極端な話なくてもいいものが世の中にあるが、それを無くしてしまうと面白みが消えてしまうのだと気付かされた。機能的にはなくても良くとも、精神的には必要なものを大事にしていきたい。

(14)
仕事にとても誇りを持っていてかっこいいなと思った。脱はんこというのは、文化が無くなるだけでなく大切な職人さん達もいなくなってしまうのだと気づき、余計無くなってほしくないなと思った。

(15)
個人的には、デジタル化してほしいと思ってたのですが、今日の水嶋さんのお話を聞いてデジタル化していいこともある一方で逆にアナログのほうがいいこともあるんだなと感じました。デジタル化したらコロナ禍での対応が大変になったというのは確かになと思うし書類の郵送のほうがいい場合もある。そう考えると脱ハンコも容易に進めていくべきではないのかなと感じました。
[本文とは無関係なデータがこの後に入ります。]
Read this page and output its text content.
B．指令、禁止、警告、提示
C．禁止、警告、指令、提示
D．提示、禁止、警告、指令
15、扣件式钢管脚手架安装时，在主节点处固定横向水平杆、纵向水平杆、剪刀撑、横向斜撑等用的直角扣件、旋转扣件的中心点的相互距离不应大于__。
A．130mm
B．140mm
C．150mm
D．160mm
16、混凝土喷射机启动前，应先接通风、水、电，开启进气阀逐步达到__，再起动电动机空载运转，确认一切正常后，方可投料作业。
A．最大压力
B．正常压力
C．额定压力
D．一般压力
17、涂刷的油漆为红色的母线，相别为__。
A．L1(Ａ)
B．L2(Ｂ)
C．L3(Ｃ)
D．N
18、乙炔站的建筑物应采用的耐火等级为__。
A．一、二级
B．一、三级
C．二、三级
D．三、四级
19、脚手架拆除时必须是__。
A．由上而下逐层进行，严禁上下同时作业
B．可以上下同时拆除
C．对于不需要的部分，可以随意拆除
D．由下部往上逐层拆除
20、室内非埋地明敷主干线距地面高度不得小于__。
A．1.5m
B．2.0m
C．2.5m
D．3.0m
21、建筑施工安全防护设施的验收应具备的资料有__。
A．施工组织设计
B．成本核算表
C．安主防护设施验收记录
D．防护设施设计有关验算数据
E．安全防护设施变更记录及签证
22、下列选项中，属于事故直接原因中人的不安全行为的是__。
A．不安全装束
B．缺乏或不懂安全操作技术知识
余談ですが最後にお話しされていた学校から卒業するときにもらう名前のハンコですが私ももらったんですが、結局使うことはなく棚にしまってあります。

僕の講義を聞いた上での課題だったので、皆さん「はんこ擁護」になってしまうかと心配でしたが、
そんな事は全くなくバッサリと「無駄!」と切り捨てて下さいました(笑)
その上で無駄ではない大切な押印の意味する事や、合理化だけで物事を図り決める危険性など、
しっかりと肌で理解して下さったと感じました。

アナログもデジタルも選択肢です。
合理化の元に意思決定の選択肢を無くす事、あるいは狭める事。
それは意思決定の重要性を軽んじる一歩に繋がるのではないでしょうか?

人生に一回、二回三回あるか解らないような大切な意思決定。
そんな人生の岐路、従来通りの意思決定で一体どんな不満があるのでしょう。
時には二歩進み一歩下がる、想像よりも多くの時間を費やすかも知れません。
しかし大切な意思決定はそうあるべきだとは思えませんか?

今回、まだ重要な意思決定を体験していない学生さんの声を聴いて感じた事があります。
それは「改革を進めている方々は重要な意思決定に慣れてしまっている」のではないでしょうか。
デジタルが得意な方・疎い方だけでなく、年齢や経験についてもしっかりと考えて、
意思決定の選択肢を考えるべきだと思います。
実印は残し認印は無くす、そんな簡単な線引きでは見落とす事はたくさんあります。